If that is the case, it colors everything that I do relative to design as a question of equity. Why should only wealthy neighborhoods have access to quality streetscapes, quality shopping districts, or housing options? Shouldn’t all parts of our city aspire to that?
believe that Detroit is the kind of place where we can pull that off.
 The Planning and Development Department of the City of Detroit is split up into three strategical design regions, each lead by a Design Director. The Central Zone is piloted by Steven Lewis, the East Zone by Esther Yang and the West Zone by David Walker. The Design Directors provide planning, design leadership, and coordination, with the goal of achieving neighborhood stabilization, revitalization, and supporting the growth of population and jobs.
 The Mayors’ Institute on City Design (MICD) is a leadership initiative of the National Endowment for the Arts in partnership with the United States Conference of Mayors. Since 1986, the Mayors’ Institute has helped transform communities through design by preparing mayors to be the chief urban designers of their cities.
 Incumbent Mike Duggan won re-election to a second term on November 7th 2017, which will end in 2021.
 The Detroit Land Bank Authority is an agency that has acquired tens of thousands of city-owned properties, vacant lands, and abandoned properties, with the aim to redevelop. The city-led program is a rehabilitation or demolition through blight elimination program.

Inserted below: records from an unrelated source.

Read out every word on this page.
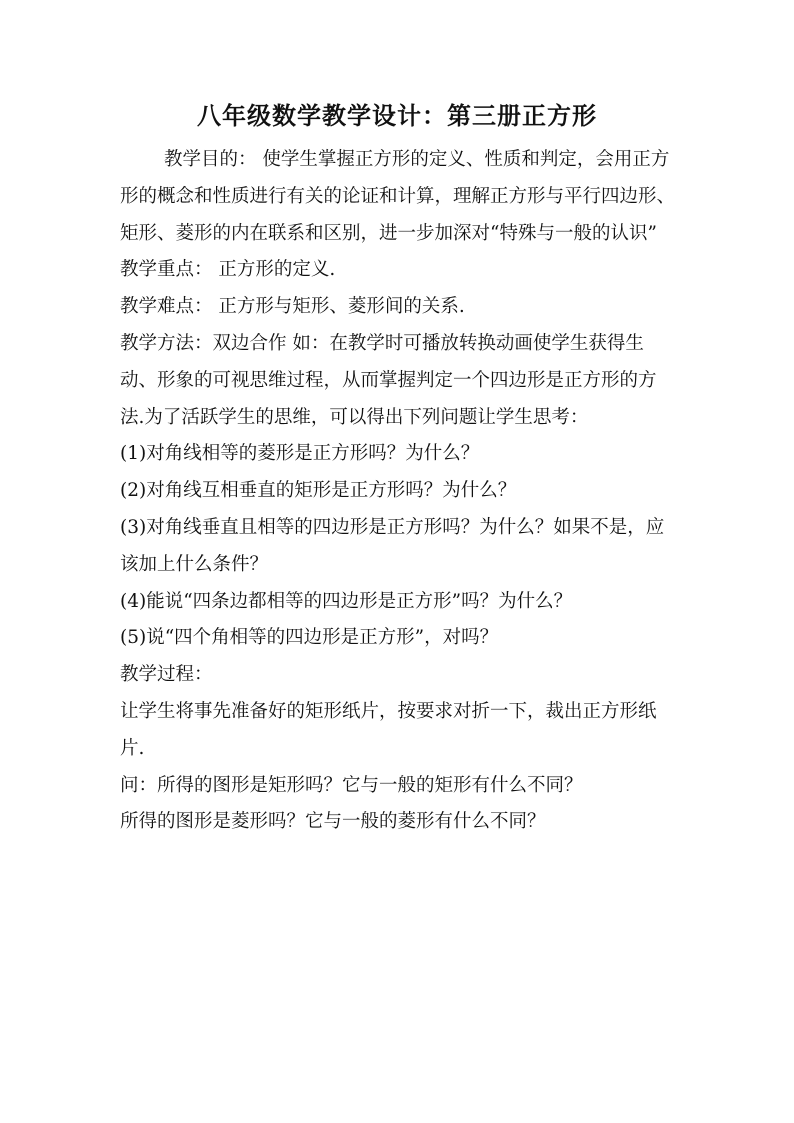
八年级数学教学设计：第三册正方形

教学目的： 使学生掌握正方形的定义、性质和判定，会用正方形的概念和性质进行有关的论证和计算，理解正方形与平行四边形、矩形、菱形的内在联系和区别，进一步加深对“特殊与一般的认识”

教学重点： 正方形的定义.

教学难点： 正方形与矩形、菱形间的关系.

教学方法：双边合作 如：在教学时可播放转换动画使学生获得生动、形象的可视思维过程，从而掌握判定一个四边形是正方形的方法.为了活跃学生的思维，可以得出下列问题让学生思考：

(1)对角线相等的菱形是正方形吗？为什么？

(2)对角线互相垂直的矩形是正方形吗？为什么？

(3)对角线垂直且相等的四边形是正方形吗？为什么？如果不是，应该加上什么条件？

(4)能说“四条边都相等的四边形是正方形”吗？为什么？

(5)说“四个角相等的四边形是正方形”，对吗？

教学过程：

让学生将事先准备好的矩形纸片，按要求对折一下，裁出正方形纸片.

问：所得的图形是矩形吗？它与一般的矩形有什么不同？

所得的图形是菱形吗？它与一般的菱形有什么不同？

 The Heidelberg Project is an outdoor art environment in the heart of an urban area; it is a Detroit-based community organization with a mission to improve neighborhoods and the lives of the people that live there, through art.
 Dan Pitera is an architect and political and social activist. He is now the Executive Director of the Detroit Collaborative Design Center at the University of Detroit Mercy School of Architecture. He was a Loeb Fellow (2005) at Harvard University, as Maurice Cox (2005), and Steven Lewis (2007).